Des échanges de correspondances entre le gouvernement britannique et le lobby musical montrent que le projet de riposte graduée en Grande-Bretagne était déjà décidé avant-même la conclusion d'une consultation publique qui n'aura été qu'un instrument de communication.

En France, ceux qui ont suivi les débats à l’Assemblée Nationale lors de l’examen de la loi Hadopi ont probablement gardé en mémoire un sentiment d’incroyable délabrement de la démocratie, écrasée sous le poids du lobbying. Face aux meilleurs arguments présentés par l’opposition, face aux démonstrations juridiques les plus implacables dont certaines ont été confirmées par la suite au Conseil constitutionnel, gouvernement et majorité se liaient, non pas pour les contrer, mais pour les ignorer.

En Grande-Bretagne, les Britanniques découvrent les raisons de leur sentiment similaire, après l’adoption du Digital Economy Act (DEA) qui instaure une forme de riposte graduée pour lutter contre le piratage. Sentant qu’il s’agissait d’un sujet sensible, le gouvernement britannique avait ouvert du 16 juin 2009 au 29 septembre 2009 une consultation publique sur la manière de réagir au partage de fichiers sur les réseaux P2P. Mais des documents révélés par WhatDoTheyKnow (après quasiment un an de procédures pour les obtenir) démontrent que le gouvernement n’a lancé cette consultation que par pure forme, sans avoir aucune intention de prendre en compte les réponses.

Quand le conseiller spécial du ministre rencontre le juriste d’Universal

Le secrétaire d’Etat Peter Mandelson, en charge du dossier, avait rencontré le grand patron d’Universal Music, Lucian Grainge, début juillet 2009, en plein pendant la consultation publique. Ce dernier a alors envoyé à son « cher Peter » un courrier (.pdf) récapitulant la teneur de leurs discussions, dans lequel Grainge rappelle que « le gouvernement doit commercer à préparer (…) une obligation légale pour les FAI de s’attaquer aux partageurs de fichiers chevronnés en coupant leur débit et en suspendant et blacklistant leurs comptes« . Le directeur de la maison de disques suggère alors un rendez-vous rapide entre ses équipes et celles du gouvernement, pour « voir cela et se mettre d’accord sur la marche à suivre« .
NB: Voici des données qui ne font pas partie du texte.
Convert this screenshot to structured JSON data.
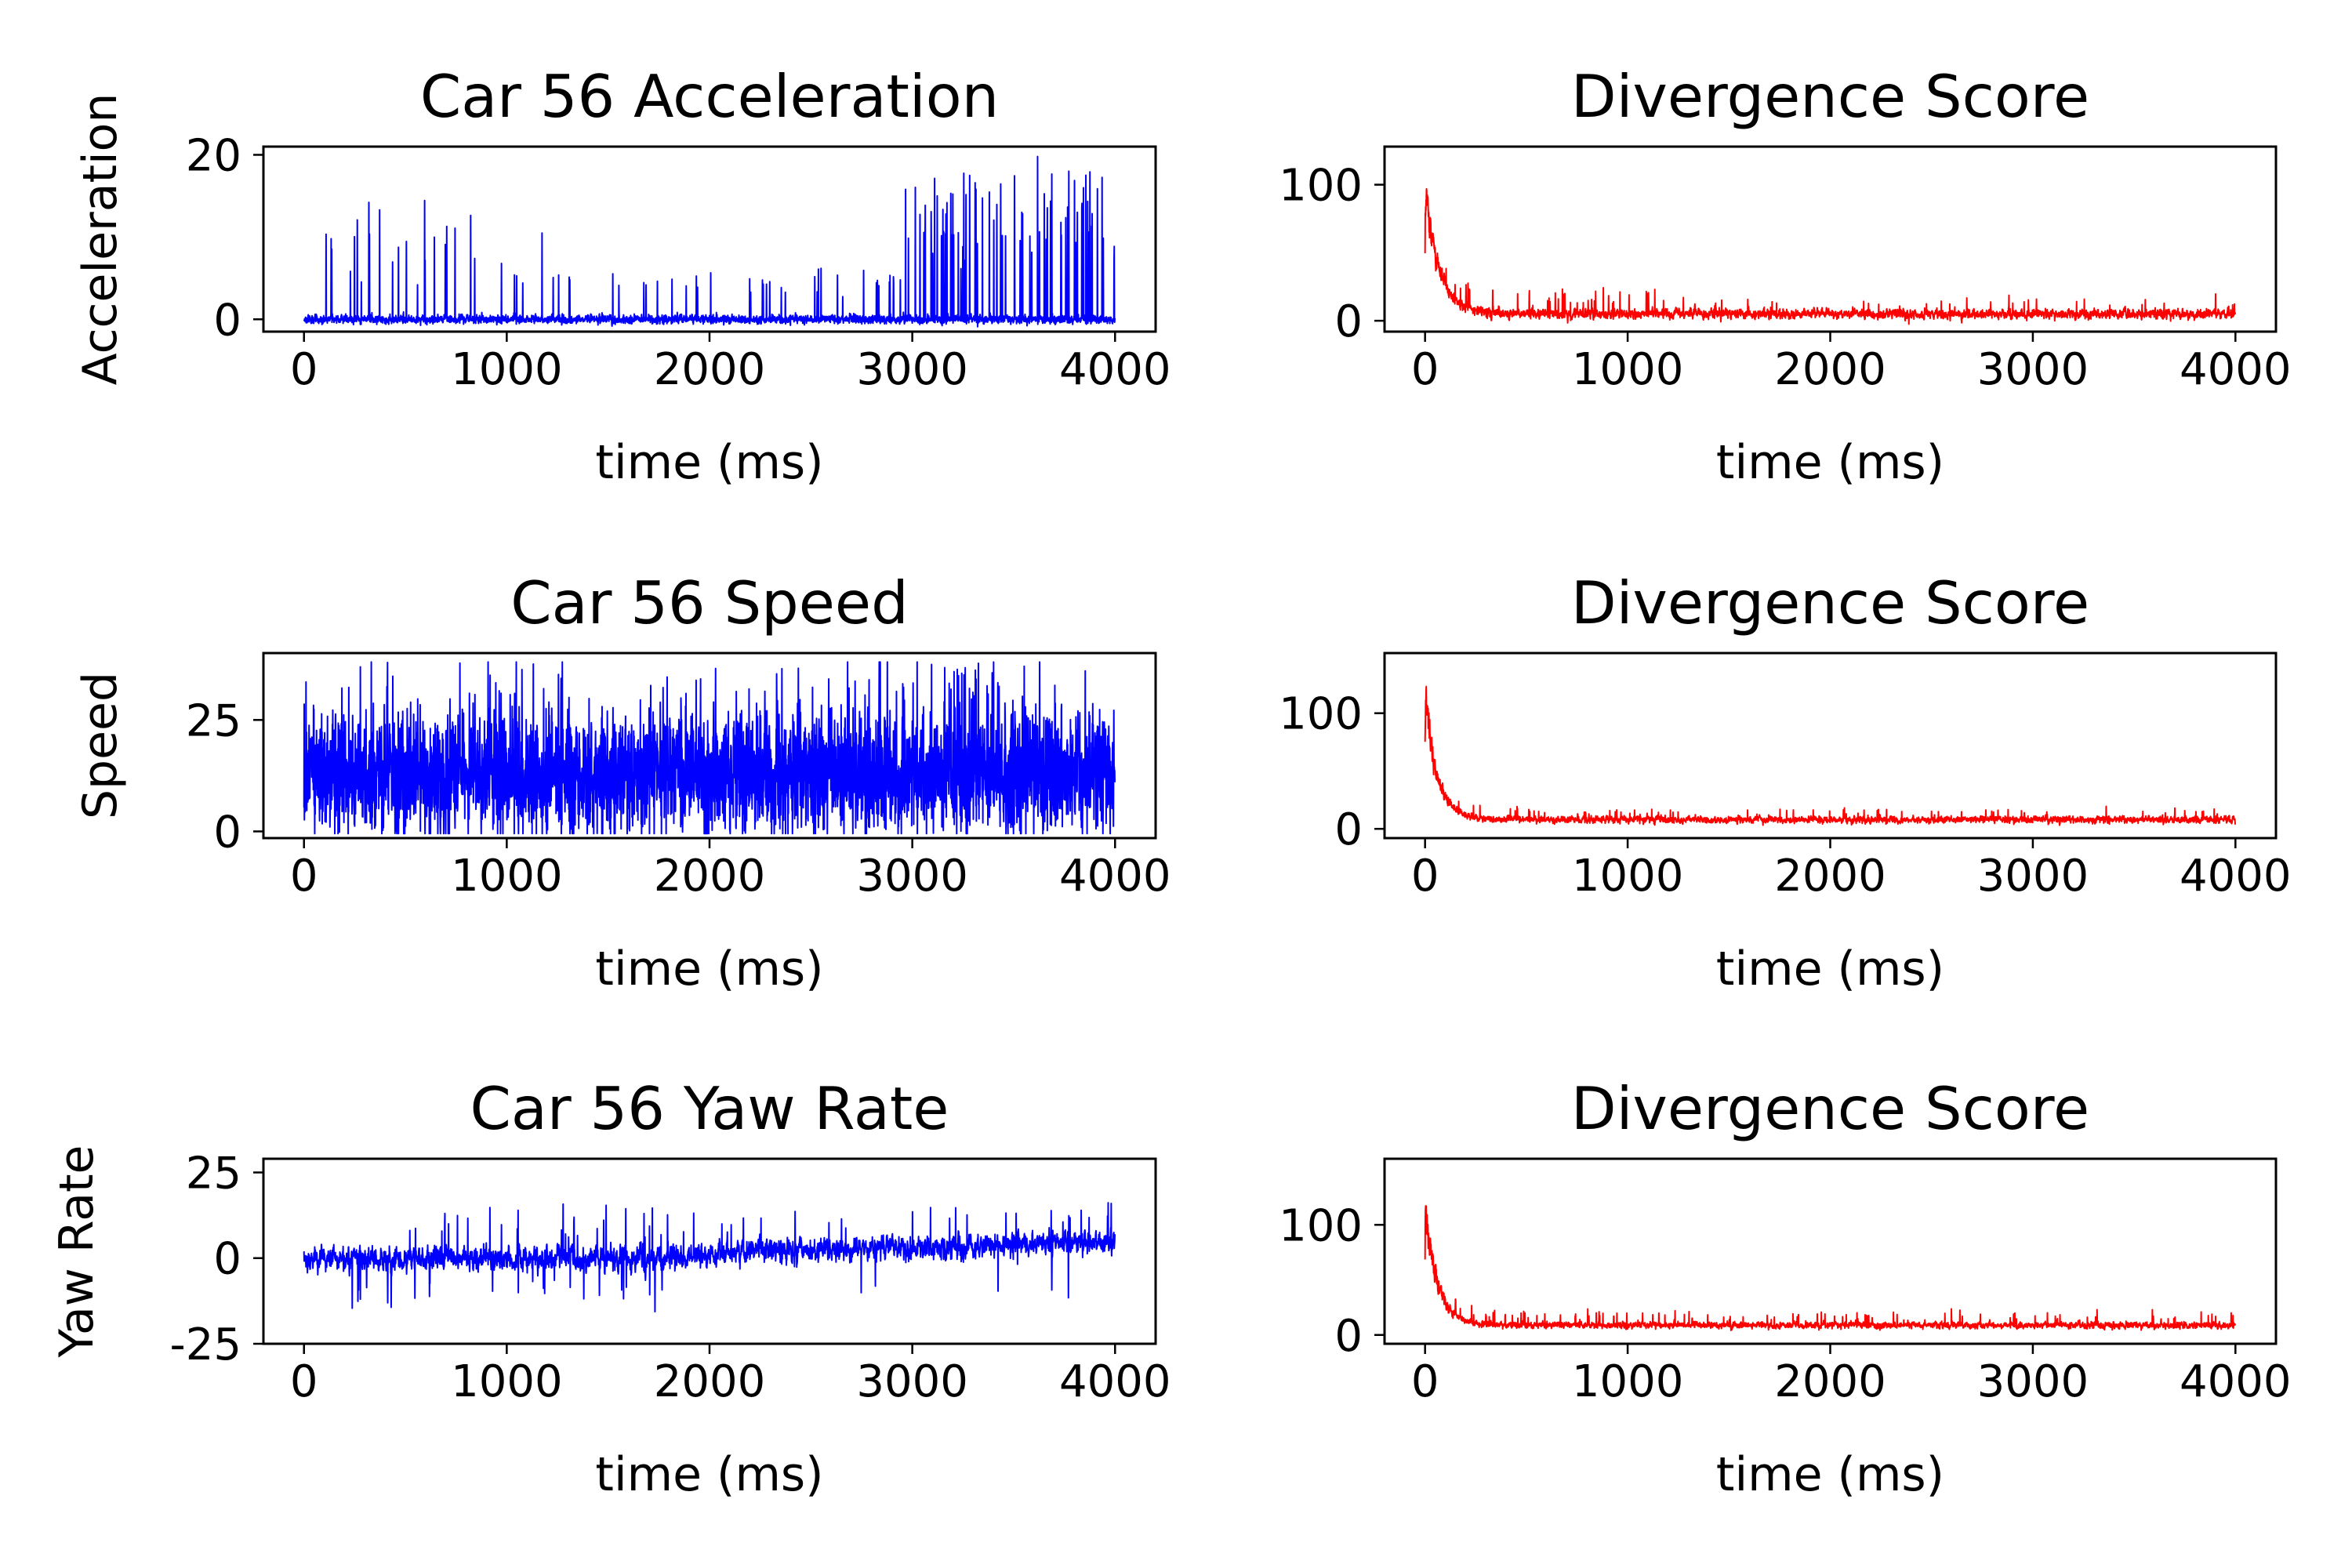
{
  "figure": {
    "background": "#ffffff"
  },
  "chart_data": [
    {
      "type": "line",
      "title": "Car 56 Acceleration",
      "xlabel": "time (ms)",
      "ylabel": "Acceleration",
      "color": "#0000ff",
      "xlim": [
        -200,
        4200
      ],
      "ylim": [
        -1.5,
        21
      ],
      "xticks": [
        0,
        1000,
        2000,
        3000,
        4000
      ],
      "yticks": [
        0,
        20
      ],
      "ytick_labels": [
        "0",
        "20"
      ],
      "signal": {
        "n": 4000,
        "base": 0,
        "noise": 0.35,
        "floor": -1.2,
        "ceil": 19.8,
        "seed": 11,
        "smooth": 0.3,
        "spikes": [
          [
            0.015,
            14.2,
            0.0,
            0.3
          ],
          [
            0.004,
            8,
            0.03,
            0.24
          ],
          [
            0.012,
            6,
            0.24,
            0.72
          ],
          [
            0.012,
            5,
            0.72,
            0.74
          ],
          [
            0.008,
            5.5,
            0.53,
            0.73
          ],
          [
            0.012,
            7,
            0.59,
            0.74
          ],
          [
            0.06,
            18,
            0.74,
            1.0
          ],
          [
            0.02,
            12,
            0.74,
            1.0
          ]
        ]
      },
      "grid": false,
      "legend": "none"
    },
    {
      "type": "line",
      "title": "Divergence Score",
      "xlabel": "time (ms)",
      "ylabel": "",
      "color": "#ff0000",
      "xlim": [
        -200,
        4200
      ],
      "ylim": [
        -8,
        128
      ],
      "xticks": [
        0,
        1000,
        2000,
        3000,
        4000
      ],
      "yticks": [
        0,
        100
      ],
      "ytick_labels": [
        "0",
        "100"
      ],
      "signal": {
        "n": 4000,
        "base": 5,
        "noise": 3,
        "floor": -3,
        "ceil": 125,
        "seed": 23,
        "smooth": 0.5,
        "peak": 120,
        "decay": 70,
        "spikes": [
          [
            0.03,
            18,
            0.02,
            0.3
          ],
          [
            0.015,
            12,
            0.3,
            1.0
          ]
        ]
      },
      "grid": false,
      "legend": "none"
    },
    {
      "type": "line",
      "title": "Car 56 Speed",
      "xlabel": "time (ms)",
      "ylabel": "Speed",
      "color": "#0000ff",
      "xlim": [
        -200,
        4200
      ],
      "ylim": [
        -1.5,
        40
      ],
      "xticks": [
        0,
        1000,
        2000,
        3000,
        4000
      ],
      "yticks": [
        0,
        25
      ],
      "ytick_labels": [
        "0",
        "25"
      ],
      "signal": {
        "n": 4000,
        "base": 12.5,
        "noise": 6.5,
        "floor": -0.5,
        "ceil": 38,
        "seed": 37,
        "smooth": 0.0,
        "spikes": [
          [
            0.03,
            22,
            0.0,
            1.0
          ]
        ]
      },
      "grid": false,
      "legend": "none"
    },
    {
      "type": "line",
      "title": "Divergence Score",
      "xlabel": "time (ms)",
      "ylabel": "",
      "color": "#ff0000",
      "xlim": [
        -200,
        4200
      ],
      "ylim": [
        -8,
        152
      ],
      "xticks": [
        0,
        1000,
        2000,
        3000,
        4000
      ],
      "yticks": [
        0,
        100
      ],
      "ytick_labels": [
        "0",
        "100"
      ],
      "signal": {
        "n": 4000,
        "base": 8,
        "noise": 2.5,
        "floor": -3,
        "ceil": 148,
        "seed": 41,
        "smooth": 0.5,
        "peak": 145,
        "decay": 60,
        "spikes": [
          [
            0.02,
            10,
            0.02,
            1.0
          ]
        ]
      },
      "grid": false,
      "legend": "none"
    },
    {
      "type": "line",
      "title": "Car 56 Yaw Rate",
      "xlabel": "time (ms)",
      "ylabel": "Yaw Rate",
      "color": "#0000ff",
      "xlim": [
        -200,
        4200
      ],
      "ylim": [
        -25,
        29
      ],
      "xticks": [
        0,
        1000,
        2000,
        3000,
        4000
      ],
      "yticks": [
        -25,
        0,
        25
      ],
      "ytick_labels": [
        "-25",
        "0",
        "25"
      ],
      "signal": {
        "n": 4000,
        "base": 0,
        "noise": 3.5,
        "floor": -23,
        "ceil": 27,
        "seed": 53,
        "smooth": 0.6,
        "trend": [
          [
            0.0,
            0.0
          ],
          [
            0.45,
            0.0
          ],
          [
            0.5,
            1.5
          ],
          [
            1.0,
            5.0
          ]
        ],
        "spikes": [
          [
            0.02,
            -16,
            0.03,
            0.15
          ],
          [
            0.02,
            14,
            0.1,
            0.45
          ],
          [
            0.015,
            -14,
            0.15,
            0.45
          ],
          [
            0.012,
            12,
            0.45,
            1.0
          ],
          [
            0.004,
            -14,
            0.45,
            1.0
          ]
        ]
      },
      "grid": false,
      "legend": "none"
    },
    {
      "type": "line",
      "title": "Divergence Score",
      "xlabel": "time (ms)",
      "ylabel": "",
      "color": "#ff0000",
      "xlim": [
        -200,
        4200
      ],
      "ylim": [
        -8,
        160
      ],
      "xticks": [
        0,
        1000,
        2000,
        3000,
        4000
      ],
      "yticks": [
        0,
        100
      ],
      "ytick_labels": [
        "0",
        "100"
      ],
      "signal": {
        "n": 4000,
        "base": 9,
        "noise": 2.5,
        "floor": -3,
        "ceil": 152,
        "seed": 67,
        "smooth": 0.5,
        "peak": 150,
        "decay": 60,
        "spikes": [
          [
            0.025,
            12,
            0.02,
            1.0
          ]
        ]
      },
      "grid": false,
      "legend": "none"
    }
  ]
}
Dans un e-mail, visible en page 11 de ce document (.pdf), le Secrétariat d’Etat rappelle dans un tableau la chronologie des actions du gouvernement contre la riposte graduée. On y découvre qu’une semaine à peine après avoir reçu cette lettre de Lucian Grange, le secrétaire Peter Mandelson déclarait à ses collaborateurs : « Je pense que nous devrions envisager (la riposte graduée)« , et ajoute que « les officiels doivent se rencontrer et discuter aussi vite que possible, comme Lucian le suggère« .

Malgré la tentative de dissimuler le nom (en fait lisible derrière un PDF mal censuré), on découvre dans ce même tableau que « Geoffrey Norris et des responsables ont rencontré le conseil juridique d’Universal » le 31 juillet 2009. Or Norris est le conseiller spécial de Mandelson.

Ordre est alors donné, au mois d’août, avant la conclusion de la consultation publique, de précipiter l’étude des « mesures techniques » que pourrait prendre l’Ofcom (le régulateur des télécoms) pour mettre en place la riposte graduée.

En page 10, le secrétaire d’Etat s’inquiète de la communication gouvernementale sur le DEA, la loi Hadopi britannique, et donne des instructions : « Merci de dire à Kevin et aux attachés de presse que nous devons être perçus comme étant mesurés, comme effectuant une réelle consultation publique, et comme étant sensibles aux personnes qui pourraient involontairement tomber sous le coup de la loi« .

Depuis, les opérateurs luttent pour résister à la mise en place de la riposte graduée, en vain.